Frau B. B. war eine blonde Hure, die mir bei jedem unserer, nach außen hin betrachtet, zivilisierten Treffen ihre nasskalte Flosse entgegenstreckte und mich auf irgendein koffeinhaltiges Getränk einlud, das ich nur deshalb trank, weil ich kein snobistisches Arschloch sein wollte. Meine Hände hatte ich auf den Armlehnen platziert und mein Lächeln strahlte frivol über den Tresen hinweg.

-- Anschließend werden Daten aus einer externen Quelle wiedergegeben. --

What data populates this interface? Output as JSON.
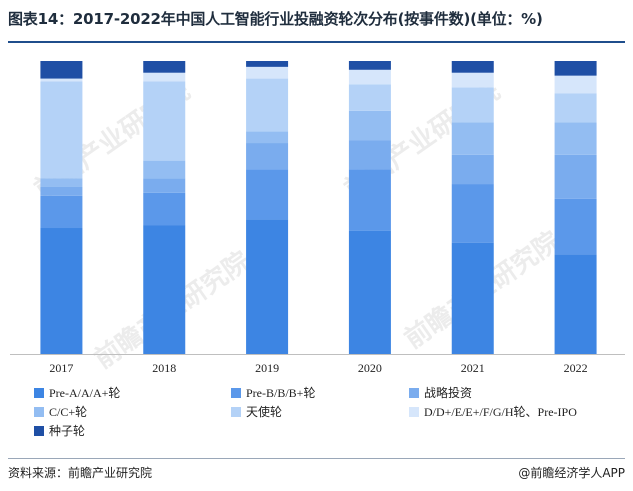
{
  "title": "图表14：2017-2022年中国人工智能行业投融资轮次分布(按事件数)(单位：%)",
  "footer": {
    "source": "资料来源：前瞻产业研究院",
    "brand": "@前瞻经济学人APP"
  },
  "watermark": "前瞻产业研究院",
  "chart_data": {
    "type": "bar",
    "stacked": true,
    "categories": [
      "2017",
      "2018",
      "2019",
      "2020",
      "2021",
      "2022"
    ],
    "ylim": [
      0,
      100
    ],
    "grid": false,
    "legend_position": "bottom",
    "series": [
      {
        "name": "Pre-A/A/A+轮",
        "color": "#3d85e3",
        "values": [
          43,
          44,
          46,
          42,
          38,
          34
        ]
      },
      {
        "name": "Pre-B/B/B+轮",
        "color": "#5b98ea",
        "values": [
          11,
          11,
          17,
          21,
          20,
          19
        ]
      },
      {
        "name": "战略投资",
        "color": "#7aacee",
        "values": [
          3,
          5,
          9,
          10,
          10,
          15
        ]
      },
      {
        "name": "C/C+轮",
        "color": "#93bdf2",
        "values": [
          3,
          6,
          4,
          10,
          11,
          11
        ]
      },
      {
        "name": "天使轮",
        "color": "#b4d2f7",
        "values": [
          33,
          27,
          18,
          9,
          12,
          10
        ]
      },
      {
        "name": "D/D+/E/E+/F/G/H轮、Pre-IPO",
        "color": "#d6e6fb",
        "values": [
          1,
          3,
          4,
          5,
          5,
          6
        ]
      },
      {
        "name": "种子轮",
        "color": "#1f4fa5",
        "values": [
          6,
          4,
          2,
          3,
          4,
          5
        ]
      }
    ]
  }
}
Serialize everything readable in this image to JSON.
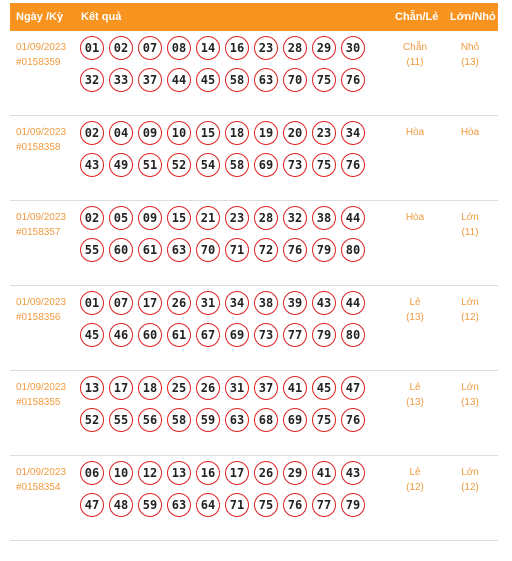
{
  "header": {
    "date_col": "Ngày /Kỳ",
    "result_col": "Kết quả",
    "evenodd_col": "Chẵn/Lẻ",
    "bigsmall_col": "Lớn/Nhỏ"
  },
  "colors": {
    "header_bg": "#f7931e",
    "accent_text": "#f19a3e",
    "ball_border": "#e02020"
  },
  "rows": [
    {
      "date": "01/09/2023",
      "draw_id": "#0158359",
      "numbers": [
        "01",
        "02",
        "07",
        "08",
        "14",
        "16",
        "23",
        "28",
        "29",
        "30",
        "32",
        "33",
        "37",
        "44",
        "45",
        "58",
        "63",
        "70",
        "75",
        "76"
      ],
      "even_odd": "Chẵn",
      "even_odd_count": "(11)",
      "big_small": "Nhỏ",
      "big_small_count": "(13)"
    },
    {
      "date": "01/09/2023",
      "draw_id": "#0158358",
      "numbers": [
        "02",
        "04",
        "09",
        "10",
        "15",
        "18",
        "19",
        "20",
        "23",
        "34",
        "43",
        "49",
        "51",
        "52",
        "54",
        "58",
        "69",
        "73",
        "75",
        "76"
      ],
      "even_odd": "Hòa",
      "even_odd_count": "",
      "big_small": "Hòa",
      "big_small_count": ""
    },
    {
      "date": "01/09/2023",
      "draw_id": "#0158357",
      "numbers": [
        "02",
        "05",
        "09",
        "15",
        "21",
        "23",
        "28",
        "32",
        "38",
        "44",
        "55",
        "60",
        "61",
        "63",
        "70",
        "71",
        "72",
        "76",
        "79",
        "80"
      ],
      "even_odd": "Hòa",
      "even_odd_count": "",
      "big_small": "Lớn",
      "big_small_count": "(11)"
    },
    {
      "date": "01/09/2023",
      "draw_id": "#0158356",
      "numbers": [
        "01",
        "07",
        "17",
        "26",
        "31",
        "34",
        "38",
        "39",
        "43",
        "44",
        "45",
        "46",
        "60",
        "61",
        "67",
        "69",
        "73",
        "77",
        "79",
        "80"
      ],
      "even_odd": "Lẻ",
      "even_odd_count": "(13)",
      "big_small": "Lớn",
      "big_small_count": "(12)"
    },
    {
      "date": "01/09/2023",
      "draw_id": "#0158355",
      "numbers": [
        "13",
        "17",
        "18",
        "25",
        "26",
        "31",
        "37",
        "41",
        "45",
        "47",
        "52",
        "55",
        "56",
        "58",
        "59",
        "63",
        "68",
        "69",
        "75",
        "76"
      ],
      "even_odd": "Lẻ",
      "even_odd_count": "(13)",
      "big_small": "Lớn",
      "big_small_count": "(13)"
    },
    {
      "date": "01/09/2023",
      "draw_id": "#0158354",
      "numbers": [
        "06",
        "10",
        "12",
        "13",
        "16",
        "17",
        "26",
        "29",
        "41",
        "43",
        "47",
        "48",
        "59",
        "63",
        "64",
        "71",
        "75",
        "76",
        "77",
        "79"
      ],
      "even_odd": "Lẻ",
      "even_odd_count": "(12)",
      "big_small": "Lớn",
      "big_small_count": "(12)"
    }
  ]
}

Warum war die Stimmung gut? Warum trat kein Zetern in den Vordergrund? Ich schätze, ich hatte die blonde Hure bei jedem Treffen so aus dem Konzept gebracht, dass Flair etwas war, das man nicht mehr kennen wollte. Man wusste, dass man Unbehagen fühlte, lächelte aber demungeachtet, weil man wusste, dass der andere sein Lächeln niemals ablegen würde. Ich bitte euch, nur für den Moment, nur für die emotionalen Empfindsamkeiten. Ja, dafür legt man doch kein Face-To-Face-Gebärdentum ab.

Meine Lungen schmerzen und der Television dudelt eine Beatlesmelodie. Ich singe mit, weil ich einerseits stets hingerissen bin von den pilzigen Hefeköpfen und andererseits bin ich zu ermattet, um zu kontern. Leider kann ich nur nachplappern, wie es die Weißköpfe tun, aber nicht weitererzählen, wie es die BundeskanzlerInnen tun.

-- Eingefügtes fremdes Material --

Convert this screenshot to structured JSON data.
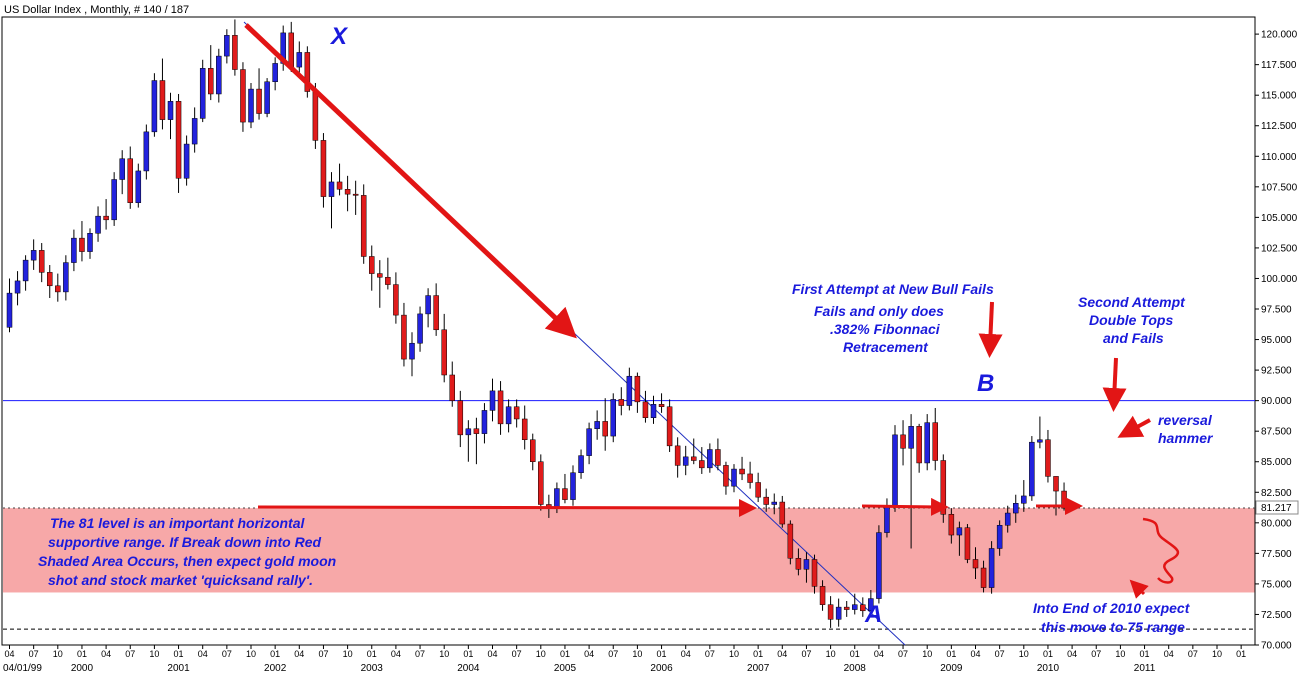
{
  "header": {
    "title": "US Dollar Index , Monthly, # 140 / 187"
  },
  "colors": {
    "up": "#2222dd",
    "down": "#e01b1b",
    "zone_fill": "#f7a8a8",
    "annotation": "#1a1adc",
    "arrow": "#e21515",
    "trendline": "#2030c0"
  },
  "chart_data": {
    "type": "candlestick",
    "title": "US Dollar Index , Monthly, # 140 / 187",
    "ylim": [
      70,
      121.4
    ],
    "y_ticks": [
      "70.000",
      "72.500",
      "75.000",
      "77.500",
      "80.000",
      "82.500",
      "85.000",
      "87.500",
      "90.000",
      "92.500",
      "95.000",
      "97.500",
      "100.000",
      "102.500",
      "105.000",
      "107.500",
      "110.000",
      "112.500",
      "115.000",
      "117.500",
      "120.000"
    ],
    "last_price_label": "81.217",
    "x_start_label": "04/01/99",
    "year_labels": [
      {
        "label": "2000",
        "bar": 9
      },
      {
        "label": "2001",
        "bar": 21
      },
      {
        "label": "2002",
        "bar": 33
      },
      {
        "label": "2003",
        "bar": 45
      },
      {
        "label": "2004",
        "bar": 57
      },
      {
        "label": "2005",
        "bar": 69
      },
      {
        "label": "2006",
        "bar": 81
      },
      {
        "label": "2007",
        "bar": 93
      },
      {
        "label": "2008",
        "bar": 105
      },
      {
        "label": "2009",
        "bar": 117
      },
      {
        "label": "2010",
        "bar": 129
      },
      {
        "label": "2011",
        "bar": 141
      }
    ],
    "month_ticks": [
      "04",
      "07",
      "10",
      "01"
    ],
    "series": [
      {
        "name": "",
        "values": [
          [
            96.0,
            100.0,
            95.6,
            98.8
          ],
          [
            98.8,
            100.6,
            97.8,
            99.8
          ],
          [
            99.8,
            101.9,
            99.0,
            101.5
          ],
          [
            101.5,
            103.2,
            100.7,
            102.3
          ],
          [
            102.3,
            102.9,
            99.7,
            100.5
          ],
          [
            100.5,
            101.1,
            98.4,
            99.4
          ],
          [
            99.4,
            100.4,
            98.1,
            98.9
          ],
          [
            98.9,
            101.9,
            98.2,
            101.3
          ],
          [
            101.3,
            104.0,
            100.6,
            103.3
          ],
          [
            103.3,
            104.7,
            101.4,
            102.2
          ],
          [
            102.2,
            104.1,
            101.6,
            103.7
          ],
          [
            103.7,
            105.9,
            103.0,
            105.1
          ],
          [
            105.1,
            106.5,
            104.0,
            104.8
          ],
          [
            104.8,
            108.7,
            104.3,
            108.1
          ],
          [
            108.1,
            110.5,
            106.9,
            109.8
          ],
          [
            109.8,
            110.8,
            105.7,
            106.2
          ],
          [
            106.2,
            109.4,
            105.8,
            108.8
          ],
          [
            108.8,
            112.6,
            108.1,
            112.0
          ],
          [
            112.0,
            116.8,
            111.6,
            116.2
          ],
          [
            116.2,
            118.0,
            112.2,
            113.0
          ],
          [
            113.0,
            115.2,
            111.4,
            114.5
          ],
          [
            114.5,
            115.1,
            107.0,
            108.2
          ],
          [
            108.2,
            111.7,
            107.6,
            111.0
          ],
          [
            111.0,
            114.0,
            110.3,
            113.1
          ],
          [
            113.1,
            117.9,
            112.8,
            117.2
          ],
          [
            117.2,
            119.1,
            114.6,
            115.1
          ],
          [
            115.1,
            118.8,
            114.4,
            118.2
          ],
          [
            118.2,
            120.4,
            117.6,
            119.9
          ],
          [
            119.9,
            121.2,
            116.6,
            117.1
          ],
          [
            117.1,
            117.7,
            112.0,
            112.8
          ],
          [
            112.8,
            116.0,
            112.3,
            115.5
          ],
          [
            115.5,
            117.2,
            113.0,
            113.5
          ],
          [
            113.5,
            116.4,
            113.2,
            116.1
          ],
          [
            116.1,
            118.1,
            115.4,
            117.6
          ],
          [
            117.6,
            120.7,
            117.0,
            120.1
          ],
          [
            120.1,
            121.0,
            116.9,
            117.3
          ],
          [
            117.3,
            119.4,
            116.5,
            118.5
          ],
          [
            118.5,
            119.0,
            114.8,
            115.3
          ],
          [
            115.3,
            116.0,
            110.6,
            111.3
          ],
          [
            111.3,
            111.9,
            105.8,
            106.7
          ],
          [
            106.7,
            108.7,
            104.1,
            107.9
          ],
          [
            107.9,
            109.4,
            106.8,
            107.3
          ],
          [
            107.3,
            108.4,
            105.5,
            106.9
          ],
          [
            106.9,
            108.0,
            105.2,
            106.8
          ],
          [
            106.8,
            107.7,
            101.2,
            101.8
          ],
          [
            101.8,
            102.7,
            99.0,
            100.4
          ],
          [
            100.4,
            101.5,
            97.6,
            100.1
          ],
          [
            100.1,
            101.7,
            99.1,
            99.5
          ],
          [
            99.5,
            100.5,
            96.3,
            97.0
          ],
          [
            97.0,
            98.0,
            92.8,
            93.4
          ],
          [
            93.4,
            95.6,
            92.0,
            94.7
          ],
          [
            94.7,
            97.7,
            94.0,
            97.1
          ],
          [
            97.1,
            99.2,
            96.0,
            98.6
          ],
          [
            98.6,
            99.6,
            95.3,
            95.8
          ],
          [
            95.8,
            97.1,
            91.5,
            92.1
          ],
          [
            92.1,
            93.2,
            89.5,
            90.0
          ],
          [
            90.0,
            90.8,
            86.2,
            87.2
          ],
          [
            87.2,
            88.4,
            85.0,
            87.7
          ],
          [
            87.7,
            88.6,
            84.8,
            87.3
          ],
          [
            87.3,
            89.8,
            86.5,
            89.2
          ],
          [
            89.2,
            91.8,
            88.3,
            90.8
          ],
          [
            90.8,
            91.6,
            87.2,
            88.1
          ],
          [
            88.1,
            90.1,
            87.4,
            89.5
          ],
          [
            89.5,
            90.1,
            87.8,
            88.5
          ],
          [
            88.5,
            89.6,
            86.0,
            86.8
          ],
          [
            86.8,
            87.3,
            84.3,
            85.0
          ],
          [
            85.0,
            85.6,
            81.0,
            81.5
          ],
          [
            81.5,
            82.3,
            80.4,
            81.3
          ],
          [
            81.3,
            83.3,
            80.8,
            82.8
          ],
          [
            82.8,
            84.0,
            81.6,
            81.9
          ],
          [
            81.9,
            84.7,
            81.4,
            84.1
          ],
          [
            84.1,
            86.0,
            83.6,
            85.5
          ],
          [
            85.5,
            88.2,
            84.8,
            87.7
          ],
          [
            87.7,
            89.2,
            86.8,
            88.3
          ],
          [
            88.3,
            90.2,
            85.9,
            87.1
          ],
          [
            87.1,
            90.6,
            86.6,
            90.1
          ],
          [
            90.1,
            91.1,
            88.8,
            89.6
          ],
          [
            89.6,
            92.7,
            89.2,
            92.0
          ],
          [
            92.0,
            92.3,
            89.0,
            89.9
          ],
          [
            89.9,
            90.8,
            88.2,
            88.6
          ],
          [
            88.6,
            90.4,
            88.1,
            89.7
          ],
          [
            89.7,
            90.6,
            89.0,
            89.5
          ],
          [
            89.5,
            90.1,
            85.8,
            86.3
          ],
          [
            86.3,
            87.0,
            83.7,
            84.7
          ],
          [
            84.7,
            86.3,
            83.9,
            85.4
          ],
          [
            85.4,
            86.9,
            84.8,
            85.1
          ],
          [
            85.1,
            86.2,
            84.0,
            84.5
          ],
          [
            84.5,
            86.5,
            84.1,
            86.0
          ],
          [
            86.0,
            86.9,
            84.3,
            84.7
          ],
          [
            84.7,
            85.0,
            82.3,
            83.0
          ],
          [
            83.0,
            84.8,
            82.5,
            84.4
          ],
          [
            84.4,
            85.4,
            83.5,
            84.0
          ],
          [
            84.0,
            85.0,
            82.8,
            83.3
          ],
          [
            83.3,
            84.1,
            81.7,
            82.1
          ],
          [
            82.1,
            82.8,
            80.9,
            81.5
          ],
          [
            81.5,
            82.4,
            80.7,
            81.7
          ],
          [
            81.7,
            82.2,
            79.6,
            79.9
          ],
          [
            79.9,
            80.2,
            76.6,
            77.1
          ],
          [
            77.1,
            77.9,
            75.7,
            76.2
          ],
          [
            76.2,
            77.6,
            75.1,
            77.0
          ],
          [
            77.0,
            77.4,
            74.2,
            74.8
          ],
          [
            74.8,
            75.3,
            72.8,
            73.3
          ],
          [
            73.3,
            74.0,
            71.4,
            72.1
          ],
          [
            72.1,
            73.8,
            71.5,
            73.1
          ],
          [
            73.1,
            73.6,
            72.3,
            72.9
          ],
          [
            72.9,
            74.2,
            72.5,
            73.3
          ],
          [
            73.3,
            73.9,
            72.3,
            72.8
          ],
          [
            72.8,
            74.5,
            72.5,
            73.8
          ],
          [
            73.8,
            79.8,
            73.4,
            79.2
          ],
          [
            79.2,
            82.0,
            78.8,
            81.4
          ],
          [
            81.4,
            88.0,
            80.9,
            87.2
          ],
          [
            87.2,
            88.4,
            84.7,
            86.1
          ],
          [
            86.1,
            88.9,
            77.9,
            87.9
          ],
          [
            87.9,
            88.1,
            84.1,
            84.9
          ],
          [
            84.9,
            88.9,
            84.3,
            88.2
          ],
          [
            88.2,
            89.4,
            84.3,
            85.1
          ],
          [
            85.1,
            85.6,
            80.0,
            80.7
          ],
          [
            80.7,
            81.2,
            78.3,
            79.0
          ],
          [
            79.0,
            80.1,
            77.3,
            79.6
          ],
          [
            79.6,
            79.9,
            76.7,
            77.0
          ],
          [
            77.0,
            78.0,
            75.4,
            76.3
          ],
          [
            76.3,
            76.9,
            74.3,
            74.7
          ],
          [
            74.7,
            78.5,
            74.2,
            77.9
          ],
          [
            77.9,
            80.2,
            77.3,
            79.8
          ],
          [
            79.8,
            81.4,
            79.2,
            80.8
          ],
          [
            80.8,
            82.3,
            80.0,
            81.6
          ],
          [
            81.6,
            83.5,
            80.9,
            82.2
          ],
          [
            82.2,
            87.1,
            81.8,
            86.6
          ],
          [
            86.6,
            88.7,
            86.1,
            86.8
          ],
          [
            86.8,
            87.6,
            83.3,
            83.8
          ],
          [
            83.8,
            83.8,
            80.6,
            82.6
          ],
          [
            82.6,
            83.3,
            81.0,
            81.2
          ]
        ]
      }
    ],
    "horizontal_levels": [
      {
        "name": "resistance",
        "value": 90.0,
        "color": "#1a1aff"
      },
      {
        "name": "support-dashed",
        "value": 71.3,
        "color": "#000000"
      }
    ],
    "shaded_zone": {
      "from": 74.3,
      "to": 81.2
    }
  },
  "annotations": {
    "x_label": "X",
    "a_label": "A",
    "b_label": "B",
    "fib_title": "First Attempt at New Bull Fails",
    "fib_line1": "Fails and only does",
    "fib_line2": ".382% Fibonnaci",
    "fib_line3": "Retracement",
    "second_line1": "Second Attempt",
    "second_line2": "Double Tops",
    "second_line3": "and Fails",
    "reversal_line1": "reversal",
    "reversal_line2": "hammer",
    "level_line1": "The 81 level is an important horizontal",
    "level_line2": "supportive range.  If Break down into Red",
    "level_line3": "Shaded Area Occurs, then expect gold moon",
    "level_line4": "shot and stock market 'quicksand rally'.",
    "forecast_line1": "Into End of 2010 expect",
    "forecast_line2": "this move to 75 range"
  }
}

Mein Frühstücksei esse ich gerne sehr lange gekocht. Ja, und warum ist das so? Weil es mir so besser schmeckt. Aber warum isst der Herbert Hering sein Ei nur kurz gekocht? Weil der Herbert Hering eine dünnere Haut hat als ich. Ach, ne, weil der H. H. einfach einen anderen Luxus gewohnt ist, also frühstückstechnisch. Man hat eine limitierte Zeit zur Verfügung und womöglich richtet man auch seinen Geschmack temporär aus. Zungen hat der Mensch ja nur die eine.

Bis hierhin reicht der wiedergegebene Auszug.